Trotz Sparanstrengungen hat der Mitteldeutsche Rundfunk (MDR) das Geschäftsjahr 2025 mit einem Fehlbetrag von 13,2 Millionen Euro abgeschlossen. Wie der MDR-Rundfunkrat anlässlich seiner Sitzung am Montag in Leipzig mitteilte, bedeutet dies im Vergleich zum Jahr 2024 eine Reduzierung des Fehlbetrags um 31,1 Millionen Euro. Ein weiteres Schließen der Finanzlücke sei von der nicht erfolgten Beitragsanpassung gehemmt worden.

Daher sehe sich der Sender „gezwungen, zusätzlich weitere Einschnitte im Programm vorzunehmen“, hieß es. Konkretes wurde nicht genannt. Die bestehende Haushaltslücke für 2025 wird der Sender laut MDR-Intendant Ralf Ludwig „plangemäß in voller Höhe mit den noch vorhandenen Rücklagen“ ausgleichen.

Sparpaket bis 2028

Der MDR hatte 2024 ein umfangreiches Sparpaket von 160 Millionen Euro für den Zeitraum 2025 bis 2028 aufgelegt. Der MDR-Rundfunkratsvorsitzende Kai Ostermann erklärte: „Der Jahresabschluss 2025 macht deutlich, unter welch anspruchsvollen finanziellen Rahmenbedingungen sich der MDR derzeit bewegt.“ Der gesamte Jahresetat des MDR lag im vergangenen Jahr bei rund 742,5 Millionen Euro und im laufenden Jahr 2026 bei rund 765,9 Millionen Euro.

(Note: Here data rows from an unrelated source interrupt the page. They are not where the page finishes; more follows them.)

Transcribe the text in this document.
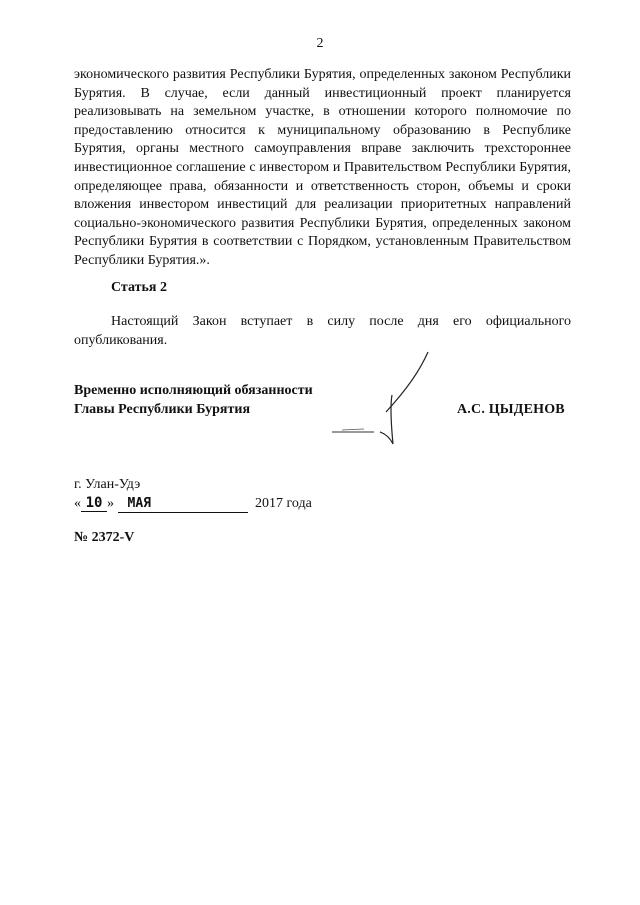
2

экономического развития Республики Бурятия, определенных законом Республики Бурятия. В случае, если данный инвестиционный проект планируется реализовывать на земельном участке, в отношении которого полномочие по предоставлению относится к муниципальному образованию в Республике Бурятия, органы местного самоуправления вправе заключить трехстороннее инвестиционное соглашение с инвестором и Правительством Республики Бурятия, определяющее права, обязанности и ответственность сторон, объемы и сроки вложения инвестором инвестиций для реализации приоритетных направлений социально-экономического развития Республики Бурятия, определенных законом Республики Бурятия в соответствии с Порядком, установленным Правительством Республики Бурятия.».

Статья 2

Настоящий Закон вступает в силу после дня его официального опубликования.

Временно исполняющий обязанности
Главы Республики Бурятия	А.С. ЦЫДЕНОВ
г. Улан-Удэ
« 10 » МАЯ	2017 года
№ 2372-V
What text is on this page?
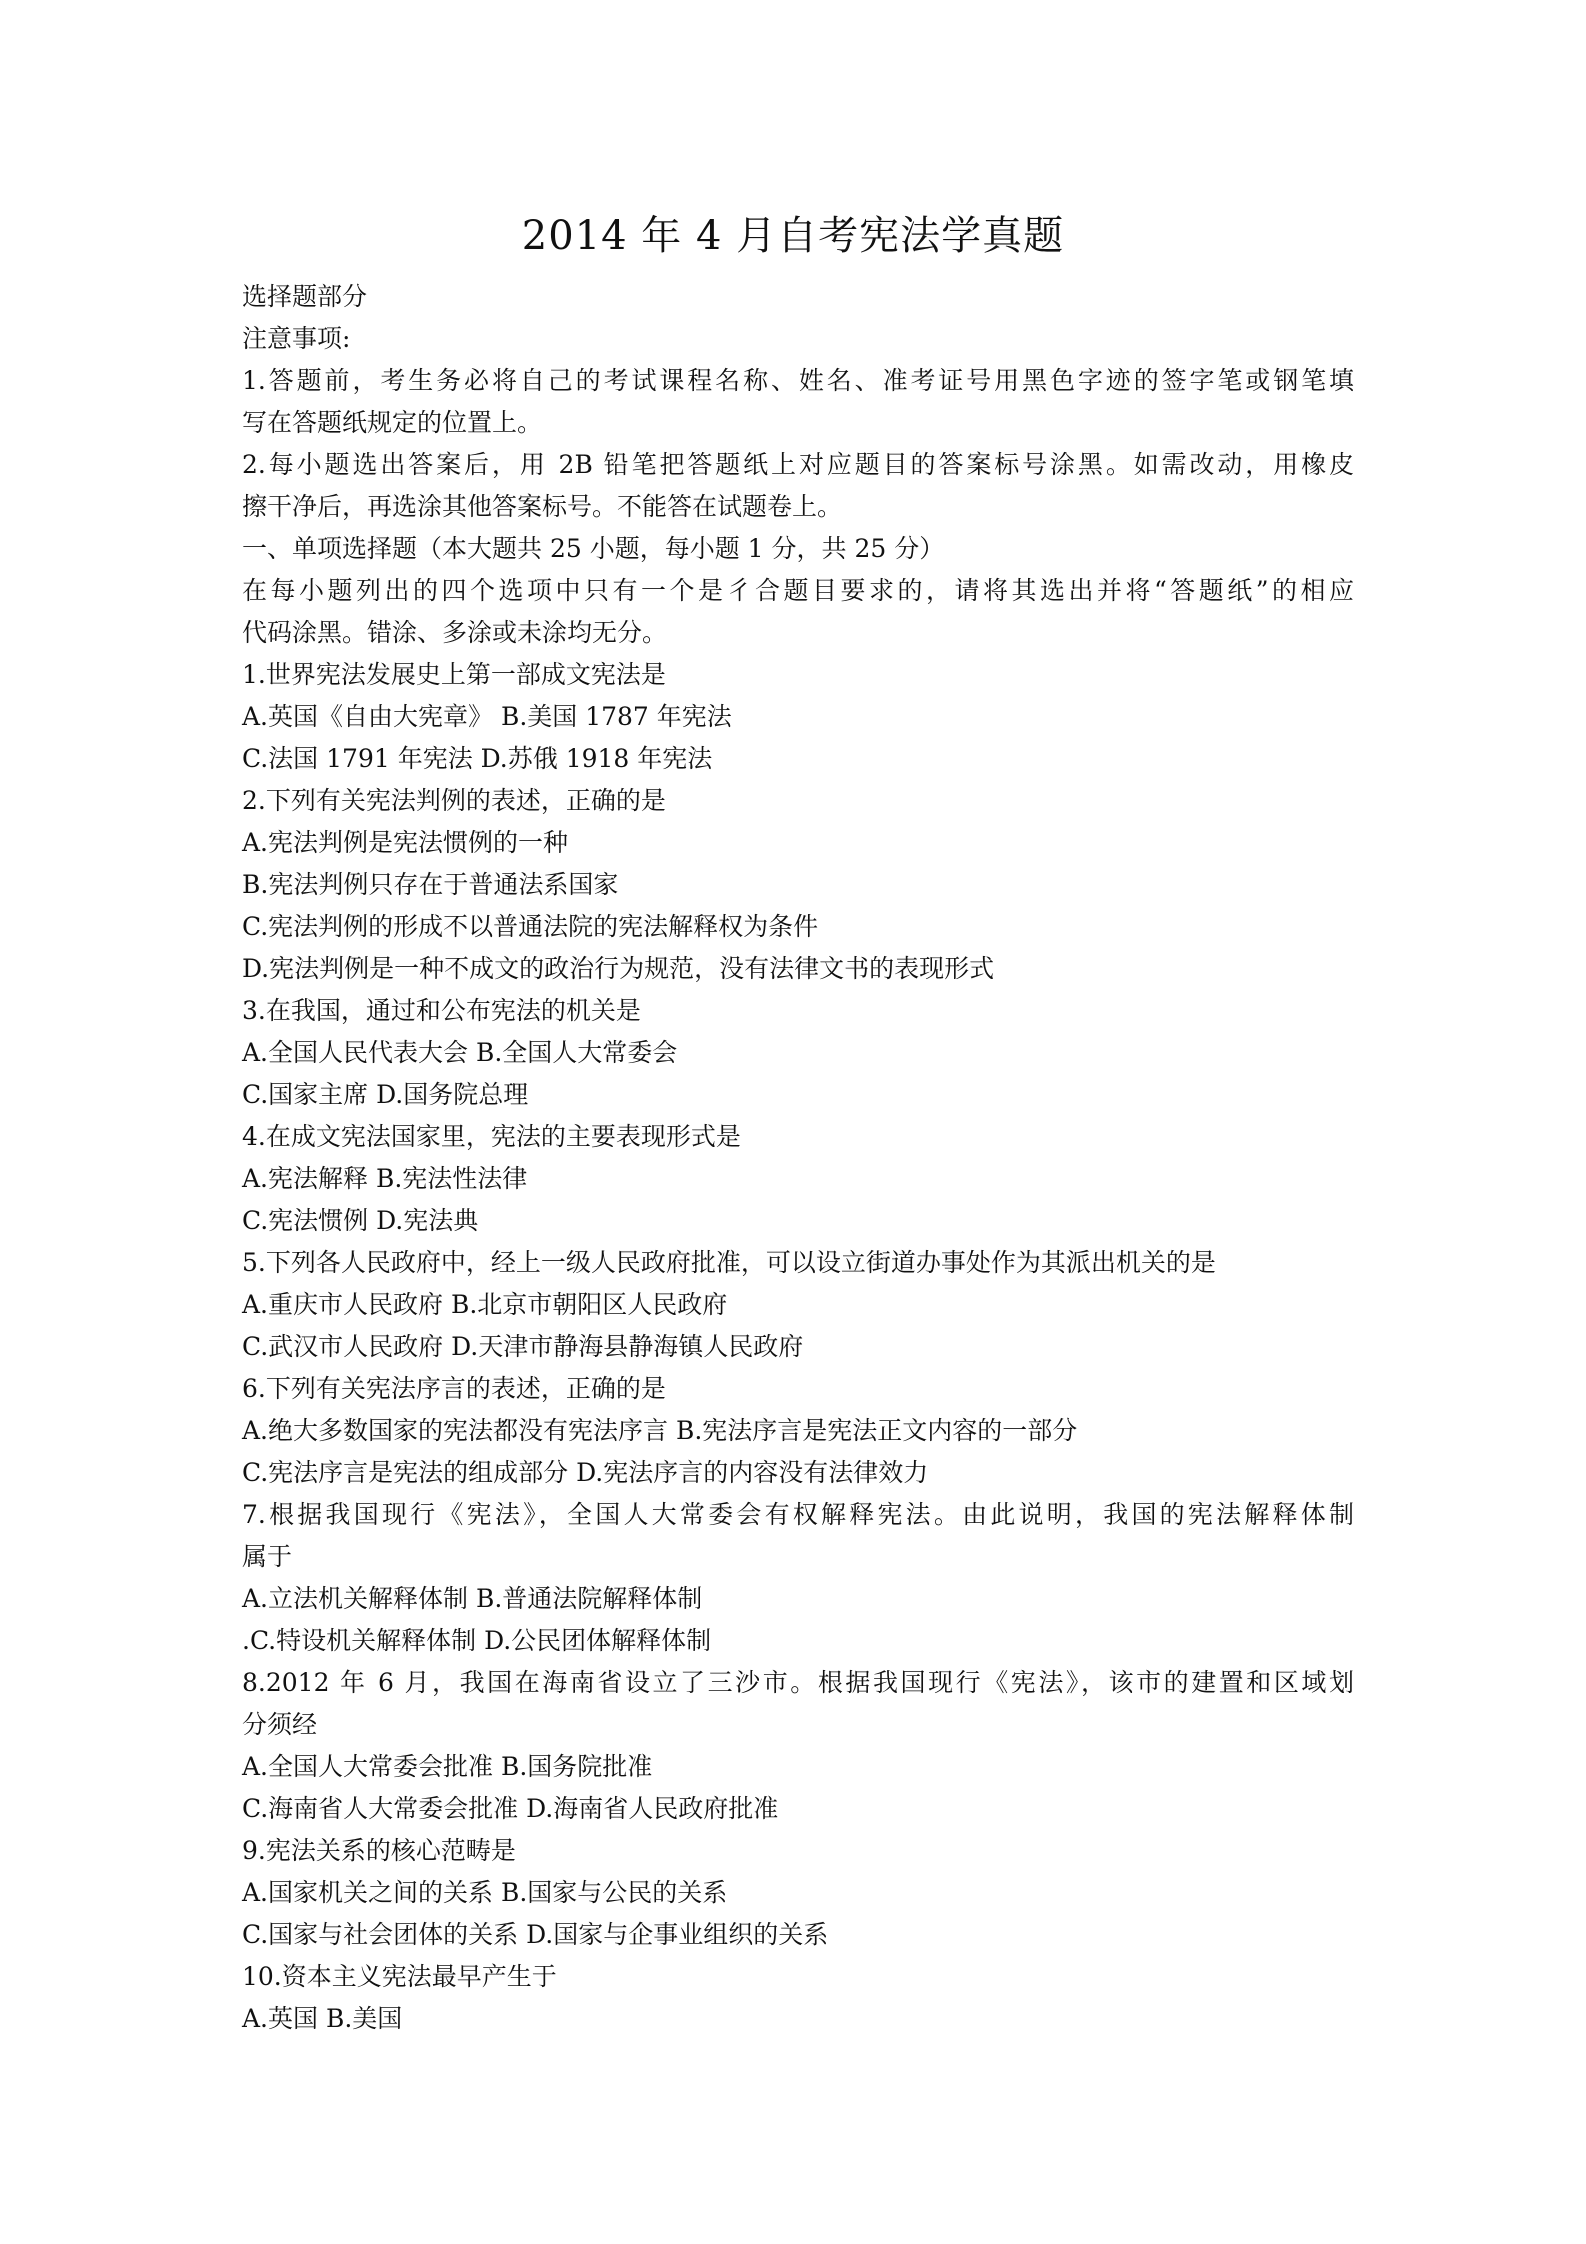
2014 年 4 月自考宪法学真题
选择题部分
注意事项:
1.答题前，考生务必将自己的考试课程名称、姓名、准考证号用黑色字迹的签字笔或钢笔填
写在答题纸规定的位置上。
2.每小题选出答案后，用 2B 铅笔把答题纸上对应题目的答案标号涂黑。如需改动，用橡皮
擦干净后，再选涂其他答案标号。不能答在试题卷上。
一、单项选择题（本大题共 25 小题，每小题 1 分，共 25 分）
在每小题列出的四个选项中只有一个是彳合题目要求的，请将其选出并将“答题纸”的相应
代码涂黑。错涂、多涂或未涂均无分。
1.世界宪法发展史上第一部成文宪法是
A.英国《自由大宪章》 B.美国 1787 年宪法
C.法国 1791 年宪法 D.苏俄 1918 年宪法
2.下列有关宪法判例的表述，正确的是
A.宪法判例是宪法惯例的一种
B.宪法判例只存在于普通法系国家
C.宪法判例的形成不以普通法院的宪法解释权为条件
D.宪法判例是一种不成文的政治行为规范，没有法律文书的表现形式
3.在我国，通过和公布宪法的机关是
A.全国人民代表大会 B.全国人大常委会
C.国家主席 D.国务院总理
4.在成文宪法国家里，宪法的主要表现形式是
A.宪法解释 B.宪法性法律
C.宪法惯例 D.宪法典
5.下列各人民政府中，经上一级人民政府批准，可以设立街道办事处作为其派出机关的是
A.重庆市人民政府 B.北京市朝阳区人民政府
C.武汉市人民政府 D.天津市静海县静海镇人民政府
6.下列有关宪法序言的表述，正确的是
A.绝大多数国家的宪法都没有宪法序言 B.宪法序言是宪法正文内容的一部分
C.宪法序言是宪法的组成部分 D.宪法序言的内容没有法律效力
7.根据我国现行《宪法》，全国人大常委会有权解释宪法。由此说明，我国的宪法解释体制
属于
A.立法机关解释体制 B.普通法院解释体制
.C.特设机关解释体制 D.公民团体解释体制
8.2012 年 6 月，我国在海南省设立了三沙市。根据我国现行《宪法》，该市的建置和区域划
分须经
A.全国人大常委会批准 B.国务院批准
C.海南省人大常委会批准 D.海南省人民政府批准
9.宪法关系的核心范畴是
A.国家机关之间的关系 B.国家与公民的关系
C.国家与社会团体的关系 D.国家与企事业组织的关系
10.资本主义宪法最早产生于
A.英国 B.美国
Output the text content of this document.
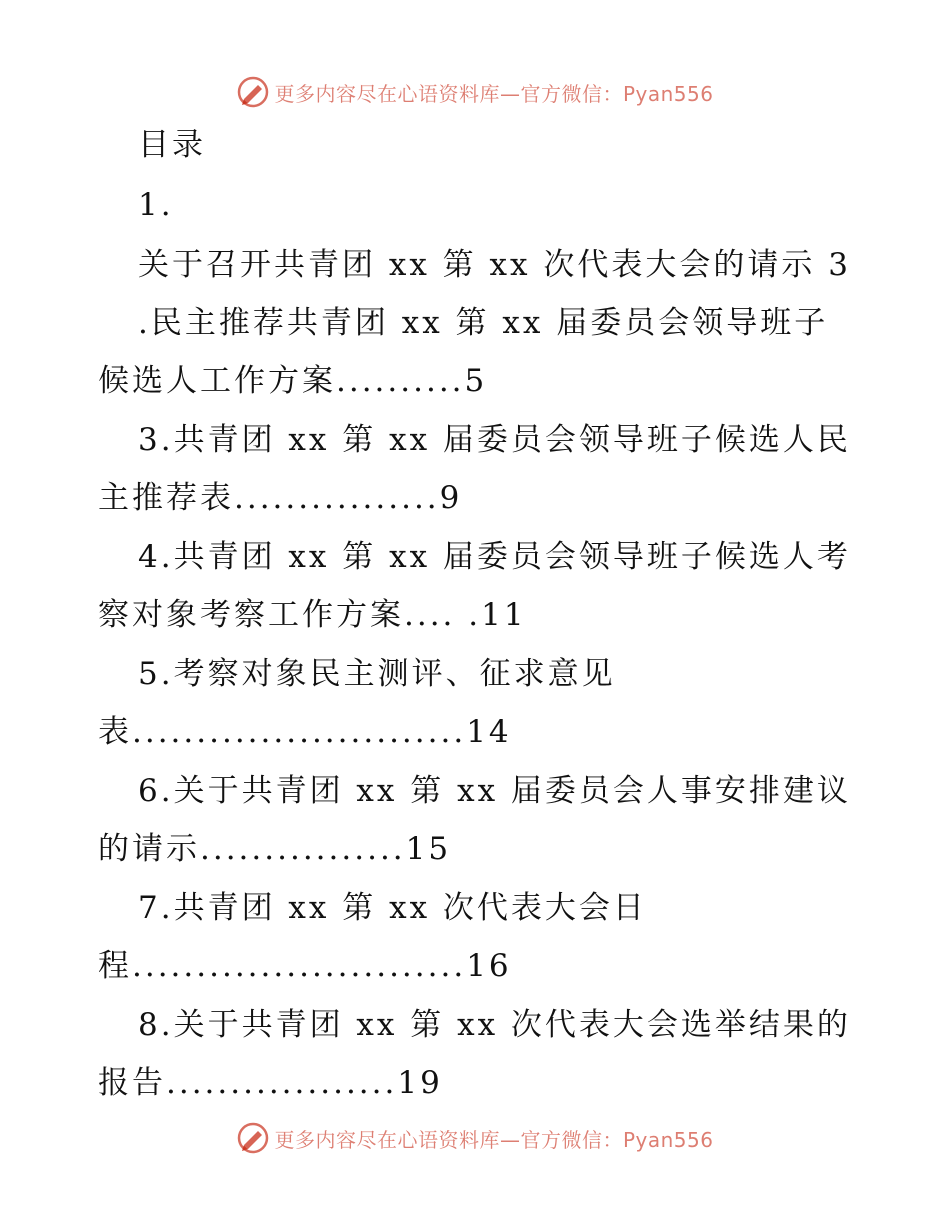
更多内容尽在心语资料库—官方微信：Pyan556
目录
1.
关于召开共青团 xx 第 xx 次代表大会的请示 3
.民主推荐共青团 xx 第 xx 届委员会领导班子
候选人工作方案..........5
3.共青团 xx 第 xx 届委员会领导班子候选人民
主推荐表................9
4.共青团 xx 第 xx 届委员会领导班子候选人考
察对象考察工作方案.... .11
5.考察对象民主测评、征求意见
表..........................14
6.关于共青团 xx 第 xx 届委员会人事安排建议
的请示................15
7.共青团 xx 第 xx 次代表大会日
程..........................16
8.关于共青团 xx 第 xx 次代表大会选举结果的
报告..................19
更多内容尽在心语资料库—官方微信：Pyan556
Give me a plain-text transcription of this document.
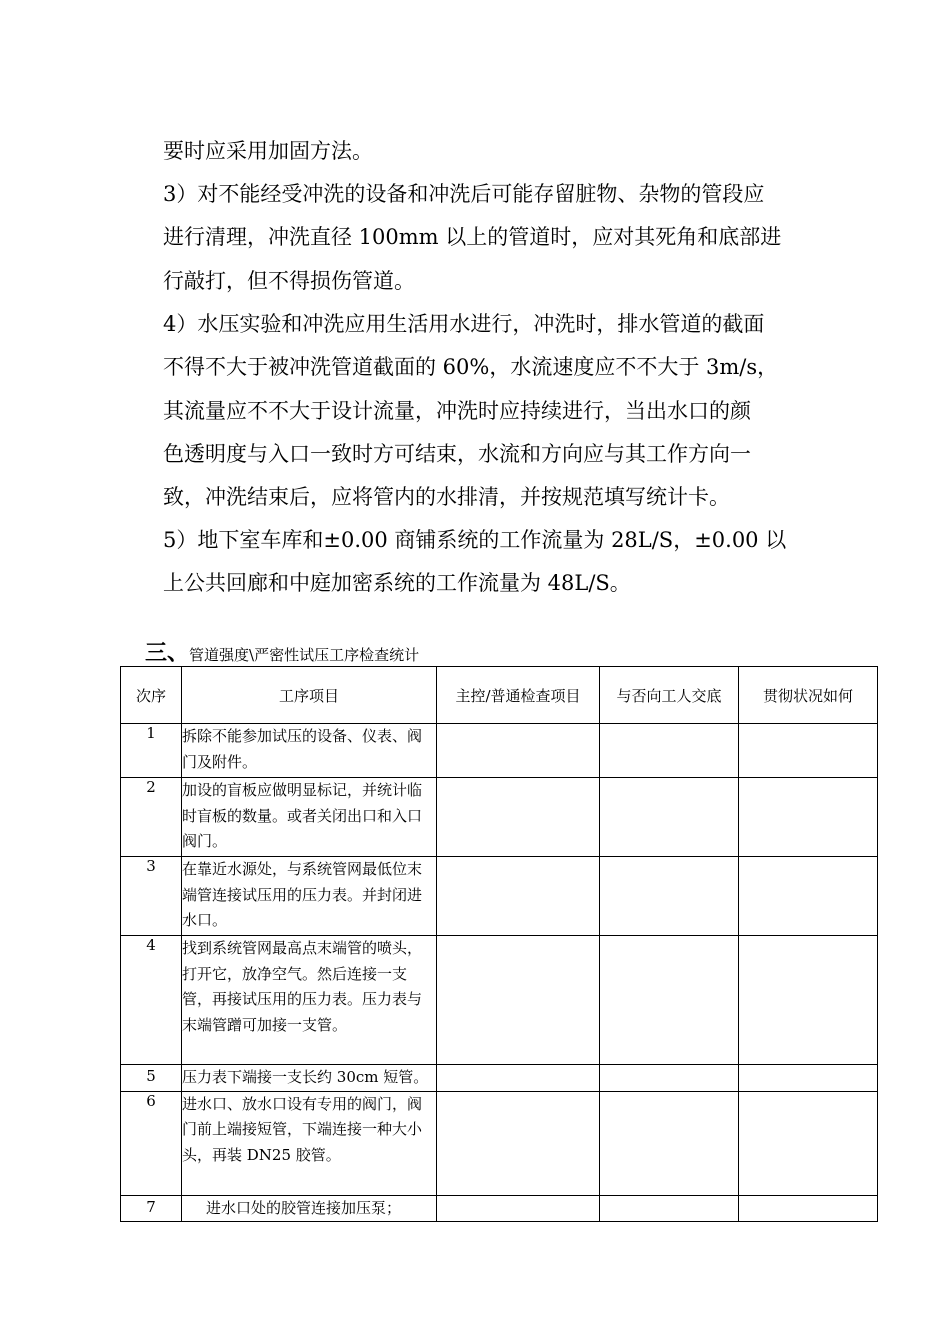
要时应采用加固方法。
3）对不能经受冲洗的设备和冲洗后可能存留脏物、杂物的管段应
进行清理，冲洗直径 100mm 以上的管道时，应对其死角和底部进
行敲打，但不得损伤管道。
4）水压实验和冲洗应用生活用水进行，冲洗时，排水管道的截面
不得不大于被冲洗管道截面的 60%，水流速度应不不大于 3m/s，
其流量应不不大于设计流量，冲洗时应持续进行，当出水口的颜
色透明度与入口一致时方可结束，水流和方向应与其工作方向一
致，冲洗结束后，应将管内的水排清，并按规范填写统计卡。
5）地下室车库和±0.00 商铺系统的工作流量为 28L/S，±0.00 以
上公共回廊和中庭加密系统的工作流量为 48L/S。
三、管道强度\严密性试压工序检查统计
次序	工序项目	主控/普通检查项目	与否向工人交底	贯彻状况如何
1	拆除不能参加试压的设备、仪表、阀门及附件。			

2	加设的盲板应做明显标记，并统计临时盲板的数量。或者关闭出口和入口阀门。			

3	在靠近水源处，与系统管网最低位末端管连接试压用的压力表。并封闭进水口。			

4	找到系统管网最高点末端管的喷头，打开它，放净空气。然后连接一支管，再接试压用的压力表。压力表与末端管蹭可加接一支管。			

5	压力表下端接一支长约 30cm 短管。			

6	进水口、放水口设有专用的阀门，阀门前上端接短管，下端连接一种大小头，再装 DN25 胶管。			

7	进水口处的胶管连接加压泵；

Der MDR-Rundfunkrat stimmte auf seiner Sitzung am Montag zudem zwei neuen Produktionen der Krimireihe „Polizeiruf“ zu, die noch im Jahr 2026 gedreht werden sollen. Von 2027 an sollen der Magdeburger „Polizeiruf“ sowie der Dresdner „Tatort“ für drei Jahre pausieren. Das Vorgehen war auf scharfe Kritik gestoßen.